McLaughlin later reported that he sent the old men and boys off to other villages, but there were 35 Indians that their compatriots wouldn't vouch for - so he shot or sabered them! Within a few months McLaughlin and his troops had captured nearly 1,000 more Indians and marched them 200 miles over the next six months to Ft. Tejon and finally to the San Sebastian Indian Reservation in the southeastern corner of the San Joaquin Valley (now central California.) This reservation had been set up for coastal and interior California Native American. Only 850 Indians survived the trek to Ft.

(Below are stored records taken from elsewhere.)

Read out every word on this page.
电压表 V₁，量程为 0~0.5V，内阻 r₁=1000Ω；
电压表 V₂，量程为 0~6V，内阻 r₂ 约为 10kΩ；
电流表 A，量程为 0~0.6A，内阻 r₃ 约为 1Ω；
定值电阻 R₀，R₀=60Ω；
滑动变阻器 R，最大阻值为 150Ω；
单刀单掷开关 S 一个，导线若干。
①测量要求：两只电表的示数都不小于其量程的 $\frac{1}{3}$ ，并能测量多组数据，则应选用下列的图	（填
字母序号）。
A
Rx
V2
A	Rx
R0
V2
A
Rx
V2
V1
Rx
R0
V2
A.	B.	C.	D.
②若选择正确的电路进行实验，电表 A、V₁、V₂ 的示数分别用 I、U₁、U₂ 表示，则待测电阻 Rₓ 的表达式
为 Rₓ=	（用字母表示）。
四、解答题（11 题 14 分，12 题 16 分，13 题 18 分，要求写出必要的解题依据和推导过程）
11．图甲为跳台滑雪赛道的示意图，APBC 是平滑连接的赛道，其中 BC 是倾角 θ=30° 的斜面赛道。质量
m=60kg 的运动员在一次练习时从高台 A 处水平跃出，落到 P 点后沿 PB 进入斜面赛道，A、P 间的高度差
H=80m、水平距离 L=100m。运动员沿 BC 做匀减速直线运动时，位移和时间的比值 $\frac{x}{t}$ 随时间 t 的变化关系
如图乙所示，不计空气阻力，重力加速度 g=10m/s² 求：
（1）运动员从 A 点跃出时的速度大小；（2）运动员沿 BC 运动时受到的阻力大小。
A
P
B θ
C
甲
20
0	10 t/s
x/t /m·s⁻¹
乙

Tejon.
In no time at all over 600 of those Indians had slipped off that reservation and returned to the Kern River valley and Mt. Whitney. Quietly, peacefully they returned.
McLaughlin's troops abandoned him - for a multitude of reasons. They just walked off without food, clothing, or pay for months served. McLaughlin was later court-martialed over the mean-spirited way (to put it mildly!) that he handled the whole Whiskey Flat episode, was discharged from the Army and later committed suicide.
Today you will find three memorial crosses on the site where he slaughtered those 35 Indians.